这一刻怒气在师知苎的心中攀升至顶峰,他想看她无助的模样,决不能让他得逞。
不仅不能,她还得要将他从高台上拉下来,被自己不屑的人沾染,恼而无法抑制。
胡璇而过,腰间细小的铃铛发出清脆的声音,小巧皓白的玉足生尘,如一只蹁跹的蝴蝶,柔柔蕴蕴地越上台阶踩至矮案上。
她面无表情地从高处觑眼挑衅他,似任何压迫都不会将她的脊梁压弯,清冷如刚正不阿的松竹,哪怕身覆厚重积雪也不愿将头埋在土里。
顾蕴光目光掠过那泛着莹白的玉足,扫至被她掀倒的金盏,湿润的水渍挂在她的足上,带着莫名的欲气。

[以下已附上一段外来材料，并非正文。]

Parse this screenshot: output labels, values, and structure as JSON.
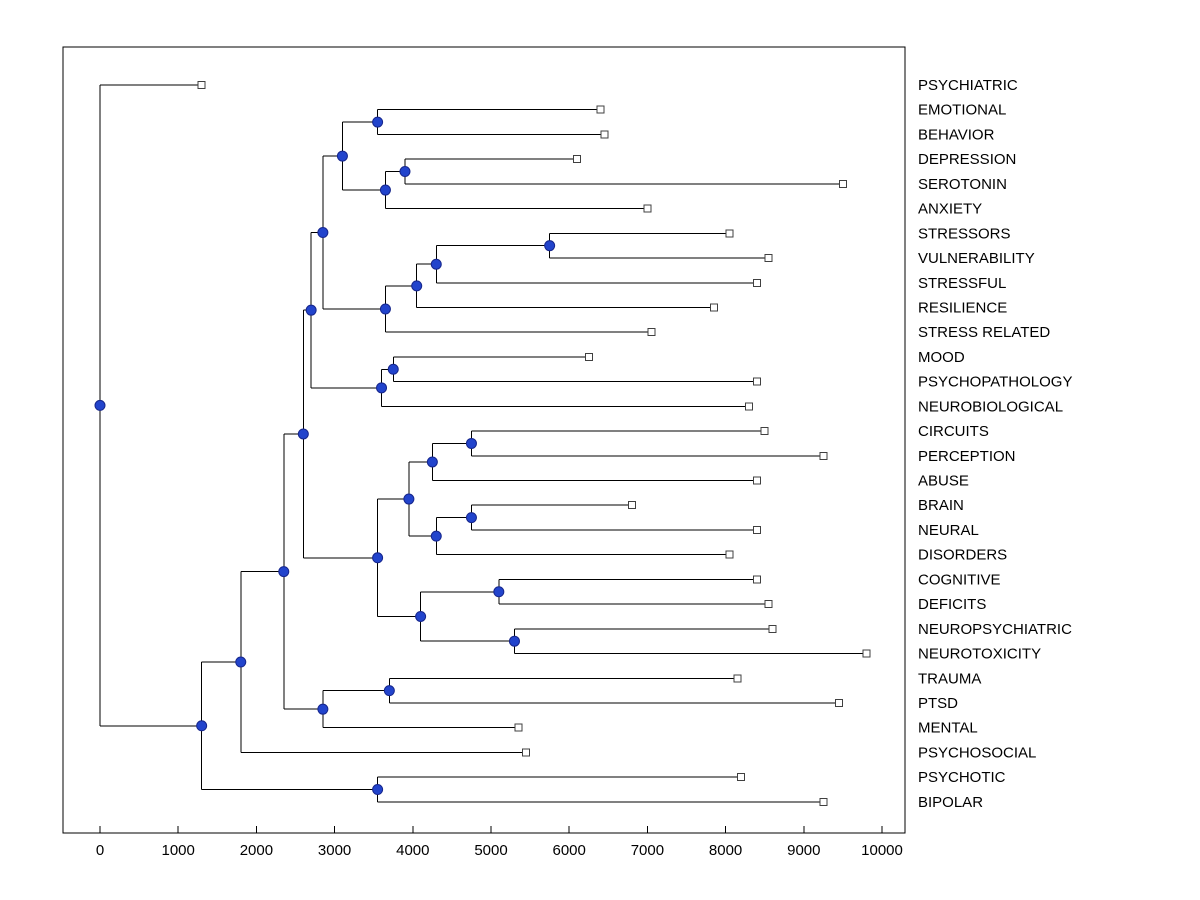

他掀眸看着眼前俏生小脸上的挑衅,嘴角微扯,身若无骨地往后靠在椅上。
哪怕眼中对她已经有几分朦胧的情慾,可却还是慵懒又不屑地乜着。
师知苎冷眉不动,迷离的丝竹音跃跃响起,如同缠绵悱恻的情人,又似各奔天方的仇人。
钟鼓浩荡,羌笛延绵,空气中涌着热浪,带着黏稠的酒意湿气。
她收回脚,踩在柔软的毛垫上,上面的水渍转眼被洇湿。
折身如来时般轻巧下去,绕过赵凿,他头也不敢抬,只顾着盯下方的酒杯。
忍着将他脸扣在杯中的冲动,师知苎素手抢过他的酒杯,婀娜娉婷地转身回去。
她将手中的酒杯递过去。
顾蕴光掀开微醉的湿眸,散漫地觑着眼前的酒杯,随后顺着纤细如玉琢的手指往上,滑至她的锁骨,流连在唇上,
他似笑非笑地盯着她的眼,在无声地发问。
“怎的?不敢喝?”师知苎嘴角扬起冷笑。
“那倒是没有不敢喝的。”他懒垂下眼睑,伸手欲要接过。
师知苎躲过他伸来的手。
“嗯?”他头微偏地凝望,无骨般地靠着软垫,自成一股风流。
“换个喝法。”师知苎面不改色地说道。
这次顾蕴光没有回应,似不屑地觑着她,看明白她的所有小把戏,以高傲的姿态带着对轻慢的纵容。
手中的杯子掉落下台阶。
霎时,下面的人如得命令般消失得干净。
师知苎抬步越过矮案,盯着他的腿,后牙一咬倏地坐下去。
师知苎将一坐上去便被推开。
后腰磕在案角,她两眼泛泪,想要把手中的杯子扔他脸上。
“谁给你的胆子!”
还不待她反应后颈便被掐住,俯身面对着矮案,胸前硌得生疼。